4D — Online sourcing beyond local yards
The 5 local yards are the primary supply chain, but they're geographically limited. Online sources expand the pool for high-value parts that aren't showing up locally.
Tier 1: Aggregator monitoring (highest value)
- Car-Part.com — the industry standard for used OEM parts. 200,000+ recyclers. Has its own search interface and (unofficial) data feeds. Monitor for target parts at favorable prices.
- LKQ Online — the largest auto recycler in North America. Inventory search available. Some API access for qualified resellers.
- PartCycle — online marketplace for recycled OEM parts. Integrated inventory feeds from partner yards.
Tier 2: Wholesale and auction sources
- Copart / IAAI — insurance auction vehicles. Buy whole vehicles for part-out at known cost basis. Higher upfront investment but better margins on high-demand parts.

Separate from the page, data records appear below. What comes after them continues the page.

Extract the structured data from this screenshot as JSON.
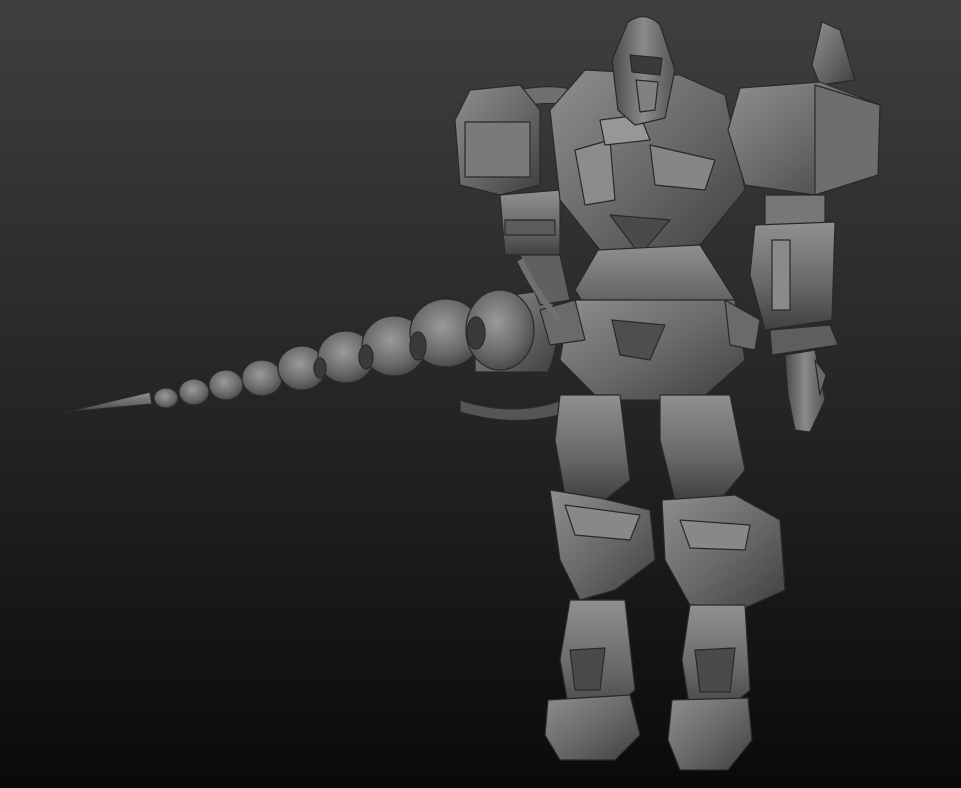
{
  "viewport": {
    "description_icon": "sculpt-viewport",
    "background_top": "#3e3e3e",
    "background_bottom": "#0b0b0b",
    "model_base_color": "#6a6a6a",
    "model_highlight_color": "#9a9a9a",
    "model_shadow_color": "#2e2e2e"
  }
}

- eBay wholesale lots — sellers liquidating bulk auto parts. eBay Browse API can monitor these listings programmatically (fully within API terms since we're using the Browse API as a buyer, not scraping).

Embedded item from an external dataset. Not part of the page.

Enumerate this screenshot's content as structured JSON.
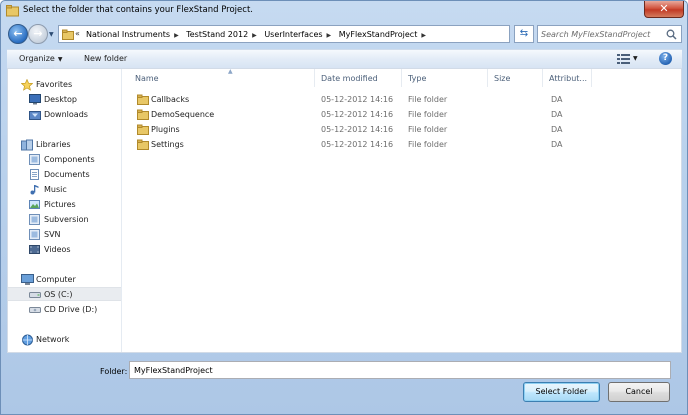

Tier 3: Direct yard partnerships
- Some larger salvage yards offer CSV/API inventory feeds to partner resellers
- Worth exploring with yards beyond the current 5 — especially yards in different regions with different vehicle mixes
How it connects: Online source prices feed into the same ROI calculation. If Car-Part.com has a SKIM module for $30 + shipping and we sell them for $98, that's a viable buy even with shipping costs — as long as sell-through is strong.

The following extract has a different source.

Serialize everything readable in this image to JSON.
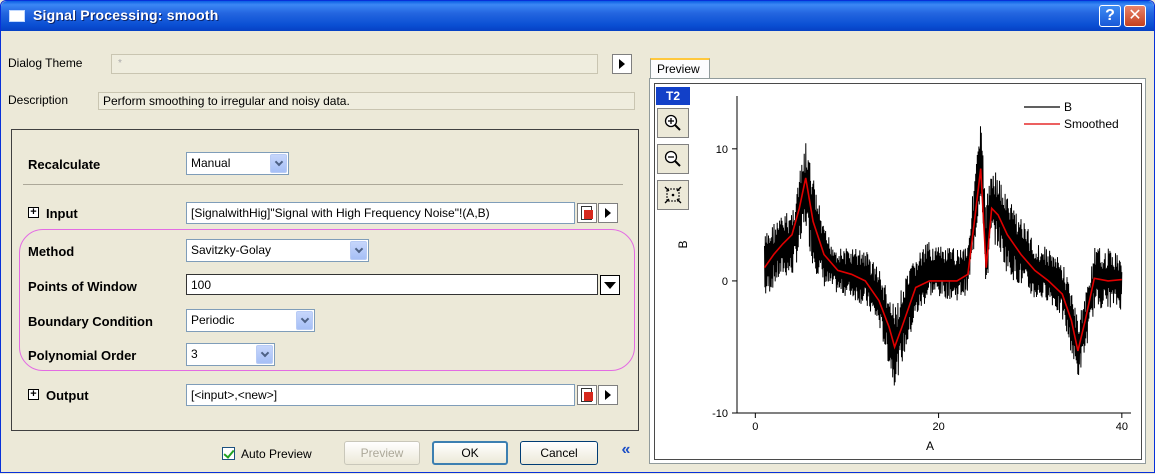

Compliance note: Car-Part.com, LKQ, Copart, etc. each have their own terms of service. Before building any integrations, we'll review each platform's terms for automated access. Some offer official APIs or data feeds; others may require manual monitoring initially. eBay Browse API monitoring of wholesale lots is fully within eBay API terms.
Phase 5: Scale & Competitive Moat Future
Long-term opportunities
- Predictive demand modeling — anticipate which parts will be in demand based on vehicle age cohorts and seasonal patterns
- Multi-channel expansion — add Amazon, Facebook Marketplace using the same unified inventory and data pipeline
- VIN-based fitment search on Shopify — "Does this part fit my car?" as a customer-facing tool
- YouTube/TikTok content pipeline — install videos and part guides driving traffic back to Shopify
- Yard partnerships and geographic expansion — partner with yards in other regions for different vehicle mixes and higher-value finds
Questions for Chris
To build the best tools, we need Chris's input on these:
Pricing
- How do you currently decide on a price? (Manual eBay search? Formula from cost? Gut feel?)
- What margin do you typically target? (e.g., 40% over cost, 2x cost, varies by part?)
- Do you price eBay and Shopify differently today, or same price on both?
- At what point do you markdown a slow-moving part? (30 days? 60? Never?)
Inventory Workflow
- When a part comes in, what's the flow? Photos → identify part number → list on eBay → then Shopify? Or batch?
- Do you track cost per individual part, or per vehicle?
- What's your monthly volume of new parts listed?
- How does M2E Cloud sync work today, and what breaks?
What Would Help Most
- What's the most tedious part of your current workflow?
- If you could automate ONE thing tomorrow, what would it be?
- What's your biggest concern about adding automation?
Business Goals
- Is the primary goal to reduce eBay fees, increase volume, or both?
- Are you open to investing in an eBay Store upgrade if the ROI is clear?
- What does success look like for the Shopify store in 6 months?